LGBTQ+ History Month: Pride in the Past and Present


Adrian Chen

LGBTQ+ TRAILBLAZERS: (left to right) Harvey Milk, Laverne Cox, Lady Gaga, Neil Patrick Harris and Anderson Cooper, each prominent figures in their respective fields.

Erin Tsai and Yejin Heo

LGBTQ+ History Month takes place during October, celebrating the achievements of LGBTQ+ icons with a feature of one historical figure each day. Today, Mark Takano, the first openly gay Asian person in Congress, will be celebrated.

Providing role models for LGBTQ+ youth is important in bringing visibility to the diversity and joy in the community. Northwood’s Gender-Sexuality Alliance celebrates events like LGBTQ+ History Month together, welcoming community members and allies alike to provide a safe space for students, no matter their gender or sexual identity.

“GSA, to me, is essential—for both me, my queer friends and just for all students,” GSA social media manager sophomore Sam Jalapour said. “Throughout this school year already, many acts of homophobia have been committed at our school.” 

LGBTQ+ History Month originated with a high school teacher from Mehlville High School in Missouri gathering other teachers and community leaders to dedicate a month to celebrate gay and lesbian history. The sentiment has since expanded to include the whole  LGBTQ+ community, featuring one historical figure each day on the official website of the month. 

“It’s one of the few times we are celebrated,” GSA treasurer sophomore Mikah K. said. “As a queer and trans person, it’s easy to feel alienated both on campus and in Irvine. GSA has allowed me to become more involved with my community through all the lovely LGBTQ+ people and allies who have attended our meetings.” This month, GSA is also covering Hispanic LGBTQ+ activists as well as intersectionality in the community during their meetings. 

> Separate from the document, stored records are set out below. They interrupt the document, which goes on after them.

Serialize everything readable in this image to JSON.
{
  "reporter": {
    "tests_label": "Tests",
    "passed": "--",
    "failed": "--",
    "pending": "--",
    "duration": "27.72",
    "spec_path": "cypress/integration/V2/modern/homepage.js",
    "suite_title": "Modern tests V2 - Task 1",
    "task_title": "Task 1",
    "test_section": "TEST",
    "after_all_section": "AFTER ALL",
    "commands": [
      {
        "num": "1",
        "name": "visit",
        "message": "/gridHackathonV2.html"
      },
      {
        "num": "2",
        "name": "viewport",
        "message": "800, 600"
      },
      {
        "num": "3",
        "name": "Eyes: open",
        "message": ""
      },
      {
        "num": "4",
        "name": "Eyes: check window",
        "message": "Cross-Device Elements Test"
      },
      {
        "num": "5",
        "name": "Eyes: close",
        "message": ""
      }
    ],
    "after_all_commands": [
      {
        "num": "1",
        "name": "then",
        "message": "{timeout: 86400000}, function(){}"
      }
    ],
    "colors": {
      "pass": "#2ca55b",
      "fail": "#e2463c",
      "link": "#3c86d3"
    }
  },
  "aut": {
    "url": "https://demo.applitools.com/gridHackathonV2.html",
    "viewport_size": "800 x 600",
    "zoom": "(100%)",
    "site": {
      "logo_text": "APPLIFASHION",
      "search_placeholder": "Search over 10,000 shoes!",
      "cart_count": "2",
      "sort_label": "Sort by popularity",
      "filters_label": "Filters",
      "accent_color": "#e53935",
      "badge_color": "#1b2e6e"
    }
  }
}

They continue to brainstorm fundraising ideas, charities to support and interactive activities they plan to do with the money they raise as a club to continue to bring attention to the discrimination still felt by the LGBTQ+ community today. 

“Straight people don’t fear their parents will kick them out for their sexuality, and they don’t need to be scared of holding hands with their significant other in public,” Mikah K. said. “That’s why this month means so much to us. It’s in honor of all the people who aren’t here today due to others’ bigotry and ignorance and to celebrate how much progress we have made and will make.”